Enfin, le quotidien francilien évoque aussi la grosse faute subie par Lucas Chevalier. Violemment touché à la cheville droite après un tacle de Lamine Camara, le portier du PSG portait les stigmates de ce geste violent au moment de regagner le car parisien après le match. « Sa cheville droite semblait le faire encore souffrir comme le démontraient ses quelques pas hésitants et ses appuis un peu plus forcés sur la jambe gauche restée, elle, intacte. Voir Chevalier sans béquilles et en état de jouer pendant toute la partie relevait presque du miracle au regard de la torsion de sa cheville. » Sur cette action, le VAR a décidé de ne pas appeler l’arbitre Clément Turpin pour visionner les images.
« Pourquoi l’arbitre n’est pas allé voir les images ? Il faut poser la question à la personne qui a décidé ça.

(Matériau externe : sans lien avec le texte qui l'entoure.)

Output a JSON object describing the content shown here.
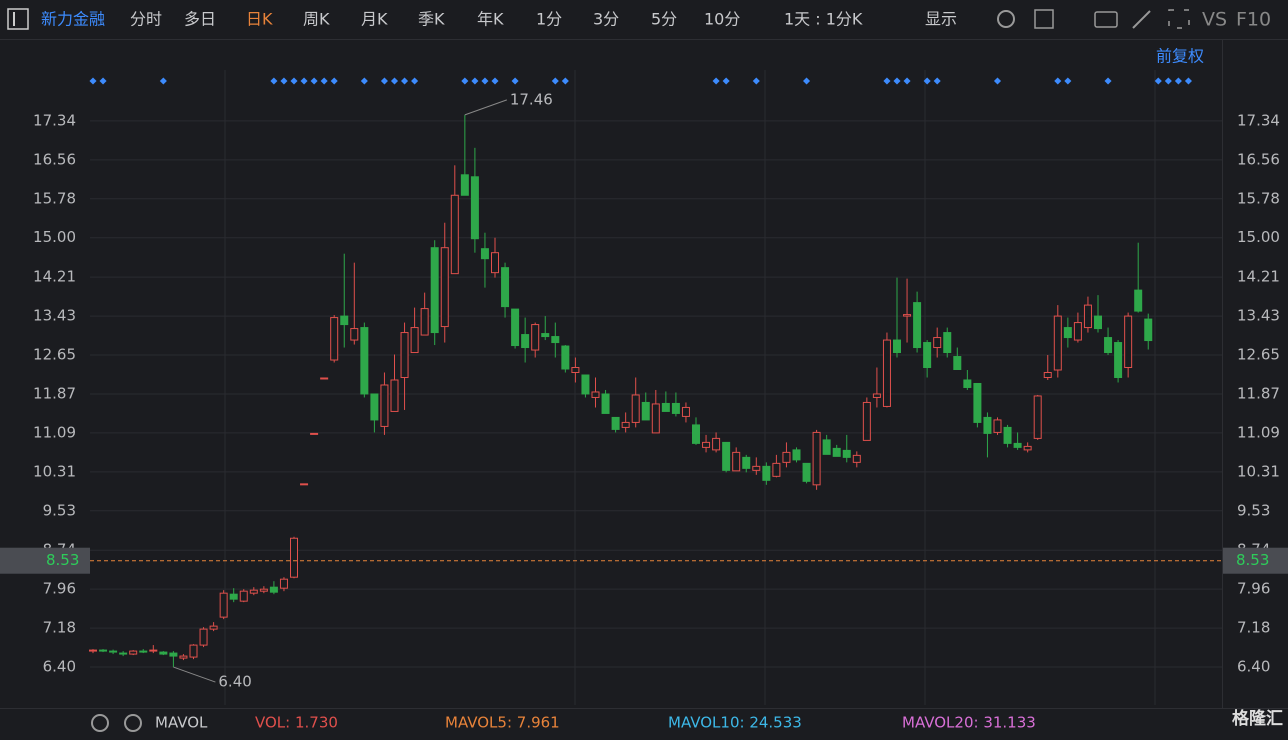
{
  "toolbar": {
    "stock": "新力金融",
    "tabs": [
      "分时",
      "多日",
      "日K",
      "周K",
      "月K",
      "季K",
      "年K",
      "1分",
      "3分",
      "5分",
      "10分"
    ],
    "active": "日K",
    "period": "1天 : 1分K",
    "display": "显示",
    "vs": "VS",
    "f10": "F10",
    "adjust": "前复权"
  },
  "chart_data": {
    "type": "candlestick",
    "ylim": [
      5.64,
      18.96
    ],
    "yticks": [
      {
        "value": 6.4,
        "label": "6.40"
      },
      7.18,
      7.96,
      8.74,
      9.53,
      10.31,
      11.09,
      11.87,
      12.65,
      13.43,
      14.21,
      {
        "value": 15,
        "label": "15.00"
      },
      15.78,
      16.56,
      17.34
    ],
    "up_color": "#e0504c",
    "down_color": "#2ea84a",
    "open": [
      6.72,
      6.74,
      6.72,
      6.68,
      6.66,
      6.72,
      6.72,
      6.7,
      6.68,
      6.58,
      6.6,
      6.84,
      7.16,
      7.4,
      7.86,
      7.72,
      7.88,
      7.92,
      8.0,
      7.98,
      8.2,
      10.07,
      11.08,
      12.19,
      12.55,
      13.43,
      12.95,
      13.2,
      11.87,
      11.22,
      11.52,
      12.2,
      12.7,
      13.05,
      14.8,
      13.22,
      14.28,
      16.26,
      16.22,
      14.78,
      14.3,
      14.4,
      13.57,
      13.06,
      12.75,
      13.08,
      13.02,
      12.83,
      12.3,
      12.25,
      11.8,
      11.87,
      11.4,
      11.2,
      11.3,
      11.7,
      11.09,
      11.68,
      11.68,
      11.42,
      11.25,
      10.8,
      10.75,
      10.9,
      10.33,
      10.6,
      10.34,
      10.42,
      10.22,
      10.5,
      10.75,
      10.48,
      10.05,
      10.95,
      10.78,
      10.74,
      10.5,
      10.94,
      11.8,
      11.62,
      12.95,
      13.43,
      13.7,
      12.9,
      12.8,
      13.1,
      12.62,
      12.15,
      12.08,
      11.4,
      11.1,
      11.2,
      10.88,
      10.75,
      10.98,
      12.2,
      12.35,
      13.2,
      12.95,
      13.2,
      13.43,
      13.0,
      12.9,
      12.4,
      13.95,
      13.37
    ],
    "high": [
      6.76,
      6.76,
      6.75,
      6.72,
      6.74,
      6.76,
      6.84,
      6.72,
      6.72,
      6.66,
      6.86,
      7.2,
      7.3,
      7.94,
      7.98,
      7.96,
      8.0,
      8.02,
      8.12,
      8.2,
      9.01,
      10.07,
      11.08,
      12.19,
      13.45,
      14.68,
      14.5,
      13.3,
      11.87,
      12.3,
      12.66,
      13.3,
      13.6,
      13.9,
      14.95,
      15.3,
      16.45,
      17.46,
      16.8,
      15.1,
      15.0,
      14.5,
      13.57,
      13.4,
      13.3,
      13.43,
      13.3,
      12.85,
      12.6,
      12.25,
      12.2,
      11.95,
      11.4,
      11.5,
      12.2,
      11.9,
      11.95,
      11.92,
      11.9,
      11.7,
      11.4,
      11.05,
      11.1,
      10.9,
      10.8,
      10.65,
      10.6,
      10.5,
      10.65,
      10.9,
      10.8,
      10.48,
      11.15,
      11.05,
      10.85,
      11.05,
      10.72,
      11.8,
      12.4,
      13.1,
      14.2,
      14.18,
      13.92,
      12.95,
      13.2,
      13.2,
      12.8,
      12.35,
      12.08,
      11.5,
      11.4,
      11.25,
      11.1,
      10.9,
      11.85,
      12.65,
      13.65,
      13.4,
      13.5,
      13.82,
      13.85,
      13.2,
      12.95,
      13.5,
      14.9,
      13.48
    ],
    "low": [
      6.68,
      6.7,
      6.66,
      6.62,
      6.64,
      6.68,
      6.68,
      6.64,
      6.4,
      6.54,
      6.56,
      6.8,
      7.12,
      7.36,
      7.7,
      7.7,
      7.84,
      7.88,
      7.86,
      7.92,
      8.18,
      10.07,
      11.08,
      12.19,
      12.5,
      12.8,
      12.86,
      11.8,
      11.1,
      11.05,
      11.52,
      11.55,
      12.7,
      13.05,
      12.85,
      12.9,
      14.28,
      15.85,
      14.7,
      14.0,
      14.2,
      13.4,
      12.78,
      12.5,
      12.6,
      12.95,
      12.6,
      12.3,
      12.1,
      11.8,
      11.6,
      11.48,
      11.1,
      11.1,
      11.2,
      11.35,
      11.09,
      11.52,
      11.42,
      11.3,
      10.85,
      10.7,
      10.7,
      10.3,
      10.33,
      10.3,
      10.25,
      10.05,
      10.2,
      10.4,
      10.5,
      10.08,
      9.95,
      10.66,
      10.62,
      10.5,
      10.4,
      10.94,
      11.6,
      11.6,
      12.6,
      12.9,
      12.7,
      12.2,
      12.6,
      12.6,
      12.36,
      11.95,
      11.2,
      10.6,
      11.05,
      10.8,
      10.75,
      10.7,
      10.95,
      12.15,
      12.2,
      12.8,
      12.9,
      13.1,
      13.1,
      12.65,
      12.1,
      12.2,
      13.5,
      12.76
    ],
    "close": [
      6.74,
      6.72,
      6.7,
      6.66,
      6.72,
      6.7,
      6.74,
      6.66,
      6.62,
      6.62,
      6.84,
      7.16,
      7.22,
      7.88,
      7.76,
      7.92,
      7.94,
      7.96,
      7.9,
      8.16,
      8.98,
      10.07,
      11.08,
      12.19,
      13.4,
      13.26,
      13.18,
      11.87,
      11.35,
      12.05,
      12.15,
      13.1,
      13.2,
      13.58,
      13.1,
      14.8,
      15.85,
      15.85,
      14.98,
      14.58,
      14.7,
      13.62,
      12.84,
      12.8,
      13.26,
      13.02,
      12.9,
      12.37,
      12.4,
      11.87,
      11.91,
      11.48,
      11.16,
      11.3,
      11.85,
      11.35,
      11.67,
      11.52,
      11.48,
      11.6,
      10.88,
      10.9,
      10.98,
      10.34,
      10.7,
      10.38,
      10.42,
      10.14,
      10.48,
      10.7,
      10.55,
      10.12,
      11.1,
      10.66,
      10.62,
      10.6,
      10.64,
      11.7,
      11.87,
      12.95,
      12.7,
      13.46,
      12.8,
      12.4,
      13.0,
      12.7,
      12.36,
      12.0,
      11.3,
      11.08,
      11.35,
      10.88,
      10.8,
      10.82,
      11.83,
      12.3,
      13.43,
      13.0,
      13.3,
      13.65,
      13.18,
      12.7,
      12.2,
      13.43,
      13.53,
      12.94
    ],
    "annotations": [
      17.46,
      {
        "value": 6.4,
        "label": "6.40"
      }
    ],
    "last_price": 8.53,
    "last_price_color": "#e8833a"
  },
  "footer": {
    "indicator": "MAVOL",
    "vol": "VOL: 1.730",
    "mavol5": "MAVOL5: 7.961",
    "mavol10": "MAVOL10: 24.533",
    "mavol20": "MAVOL20: 31.133",
    "logo": "格隆汇"
  }
}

Je voudrais parler beaucoup, beaucoup, beaucoup… Mais je préfère dire que Chevalier a eu beaucoup de chance, je pense que c’est suffisant », a déclaré Luis Enrique en conférence de presse d’après-match. Le coach parisien n’a pas pour habitude de commenter les décisions arbitrales et n’a pas souhaité aller sur le terrain de la polémique. « En privé, cette séquence impressionnante, qui rappelait grandement celle vécue la saison dernière par un autre gardien, Gianluigi Donnarumma, balafré au visage par les crampons de Wilfried Singo, avait beaucoup plus de mal à passer. Au moment de reprendre la direction de la capitale, c’est l’incompréhension qui prédominait du côté du PSG où l’on parlait d’une ‘très grave erreur’ commise par le corps arbitral », rapporte LP. Le club en veut à la fois à Clément Turpin et au VAR de ne pas avoir pris ses responsabilités. « Si le staff a aisément reconnu que son équipe n’avait pas évolué à son véritable niveau et ne voulait pas se cacher derrière des excuses, l’absence d’expulsion reste un mystère pour beaucoup, en interne. »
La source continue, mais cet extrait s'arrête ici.